Why are we all here?

Do not believe anyone spreading apocalyptic news about things crashing and burning because of the leap second. Just like death from a gunshot wound is not death from lead poisoning, things crash because people do not test their systems enough, not because we insert an extra second every few years. Having tested the leap second event ad nauseam for the past couple of months, using GPS simulators and a range of timing hardware along with pure software setups, I feel both relieved and disappointed at the same time, now that the day of he leap second has come. Weeks of preparations on hardware and software side, hard and sometimes frustrating work with vendors and coding until small hours, all conclude today, and then we will likely forget about it for another year or two, or more - that's if it doesn't get abolished later this year. Everything is ready and leap second pending warnings are flying around. Why is it all always last minute? Hard to say - but mostly because vendors don't do their job right so everything has to be verified twice by the customer. It's not even that the cake is a lie. Everything is.
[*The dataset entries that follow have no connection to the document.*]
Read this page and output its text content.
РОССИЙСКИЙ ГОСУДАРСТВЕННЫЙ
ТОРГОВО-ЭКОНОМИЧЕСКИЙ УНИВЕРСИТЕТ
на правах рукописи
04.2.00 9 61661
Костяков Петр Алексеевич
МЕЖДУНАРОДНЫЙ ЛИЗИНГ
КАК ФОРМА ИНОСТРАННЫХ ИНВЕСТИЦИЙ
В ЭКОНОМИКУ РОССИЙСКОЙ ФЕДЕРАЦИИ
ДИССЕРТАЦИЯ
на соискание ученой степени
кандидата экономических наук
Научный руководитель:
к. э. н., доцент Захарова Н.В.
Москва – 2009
So much for a rant, a now for something completely different; no. 1: the leap second.

Introducing tshark

Application health aside, bulk of my work around the leap second was ensuring that various parts of a timing system issue the leap second warnings on the day of the event, giving all dependent parts enough notice - which is crucial for NTP. Most of this work is pure console work - at least if it is to be efficient. Most of you IT / networking people know and use Wireshark. We all know it's great - decodes pretty much anything you throw at it and comes bundled with an abundance of tools to assist with network and application troubleshooting. And yet, so many people I know, by default in the console use tcpdump, just to record traffic, then transfer the file back to their GUI and look at it with Wireshark. How do I put this - well, sometimes you just cannot afford to waste this much time if you need to be agile and inspect things repeatedly. Raise your hand if you knew that wireshark comes with a terminal version. Raise a pitchfork if you use it on a daily basis. OK - tcpdump or snoop are often bundled with your operating system's base package set - but then again, disk space is less precious these days, so it doesn't cost much to install tshark.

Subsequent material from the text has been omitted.